As the fall drew near and winter was upon us the biggest topic of discussion was “the Flu shot.” I never paid much attention, as I am very scared of shots, so the idea of voluntarily getting one did not appeal to me. Instead, I make it my business to take extra vitamin C, buy Purell like I am preparing for the next great plague, and eat a tremendous amount of chicken soup.

My Mother is of the opinion that Chicken soup can cure everything from the common cold to very rare diseases. Don’t argue with her on that last point because while she is not a certified doctor- she just knows! Lately, everywhere I turn somebody is coughing, sneezing, sniffling, blowing their nose….and then they want to shake my hand. All of these germs had me reconsidering the flu shot, but I’m not taking any chances, so it’s chicken soup everyday until June! B’Teavon!

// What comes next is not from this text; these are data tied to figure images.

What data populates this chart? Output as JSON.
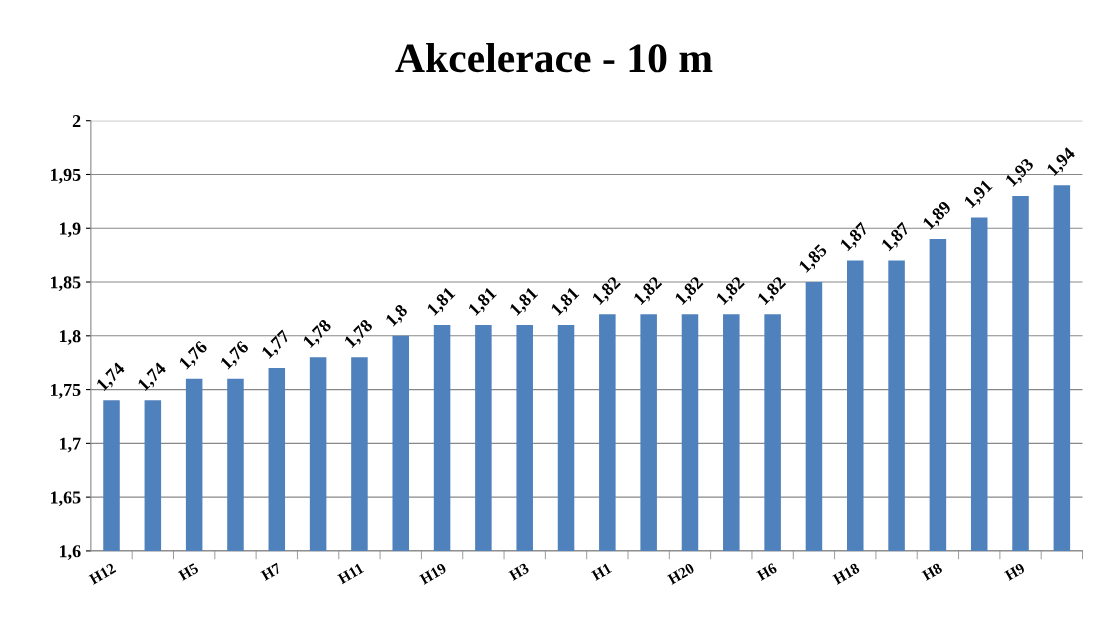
{
  "chart_data": {
    "type": "bar",
    "title": "Akcelerace - 10 m",
    "categories": [
      "H12",
      null,
      "H5",
      null,
      "H7",
      null,
      "H11",
      null,
      "H19",
      null,
      "H3",
      null,
      "H1",
      null,
      "H20",
      null,
      "H6",
      null,
      "H18",
      null,
      "H8",
      null,
      "H9",
      null
    ],
    "values": [
      1.74,
      1.74,
      1.76,
      1.76,
      1.77,
      1.78,
      1.78,
      1.8,
      1.81,
      1.81,
      1.81,
      1.81,
      1.82,
      1.82,
      1.82,
      1.82,
      1.82,
      1.85,
      1.87,
      1.87,
      1.89,
      1.91,
      1.93,
      1.94
    ],
    "value_labels": [
      "1,74",
      "1,74",
      "1,76",
      "1,76",
      "1,77",
      "1,78",
      "1,78",
      "1,8",
      "1,81",
      "1,81",
      "1,81",
      "1,81",
      "1,82",
      "1,82",
      "1,82",
      "1,82",
      "1,82",
      "1,85",
      "1,87",
      "1,87",
      "1,89",
      "1,91",
      "1,93",
      "1,94"
    ],
    "color": "#4f81bd",
    "ylim": [
      1.6,
      2
    ],
    "yticks": [
      {
        "value": 1.6,
        "label": "1,6"
      },
      {
        "value": 1.65,
        "label": "1,65"
      },
      {
        "value": 1.7,
        "label": "1,7"
      },
      {
        "value": 1.75,
        "label": "1,75"
      },
      {
        "value": 1.8,
        "label": "1,8"
      },
      {
        "value": 1.85,
        "label": "1,85"
      },
      {
        "value": 1.9,
        "label": "1,9"
      },
      {
        "value": 1.95,
        "label": "1,95"
      },
      {
        "value": 2,
        "label": "2"
      }
    ],
    "grid": "y",
    "legend": false
  }
}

  • Yields: 12 Servings with plenty of leftovers
  • Difficulty: Easy
  • Total: 1 hour (2 1/2 if you have the time)
  • Active: 15 minutes

Ingredients (16)

  • 4 Skinless Chicken Thighs
  • 5 Carrots
  • 6 Celery ribs
  • 2 Onions
  • 4 Leeks
  • 2 Bunches of Chives
  • 1 Bunch of Dill
  • 1 Bunch of Parsley
  • 1/4Cup Brown Sugar
  • 1/3 Cup Chicken Consommé Powder
  • 1 Tsp Black Pepper
  • 1 Tbsp Onion Powder
  • 1 Tbsp Garlic Powder
  • 1 Tbsp Minced Garlic
  • 16 Cups Water
  • Olive Oil

Instructions

  1. You will need a big pot! I use a lobster pot which may seem odd for a kosher chicken soup, but believe me it’s worth the investment and you could feed a small army with this pot of soup. Prep all the vegetables. Cut the onion into large chunks, cut the leek into thick circles, and chop the chives into one inch long pieces.
  2. I like to cut the carrots and celery into big chunks. I think it makes the soup hearty and the vegetables do not break down and get mushy- but you decide how you like it.
  3. Coat the bottom of the pot with olive oil. Heat the olive oil and add the minced garlic. Sautee the garlic- do not brown it, just begin to extract the natural juices within the garlic.
  4. Add the onions, leeks, chives, black pepper, onion powder, garlic powder, chicken soup consommé powder and brown sugar, 1 cup of water and sauté for five minutes.
  5. Once you begin to see a thick sauce on the bottom of the pan add the chunks of carrot, celery the chicken and remaining 15 cups of water.
  6. Bring the soup to a boil and then add the bunch of dill and parsley. Lower the heat and simmer. I have been known to let this soup simmer for four hours on low. If you don’t have that type of time you can boil the soup for an hour. I find that the longer you let the soup simmer the more intense the flavor of the soup becomes.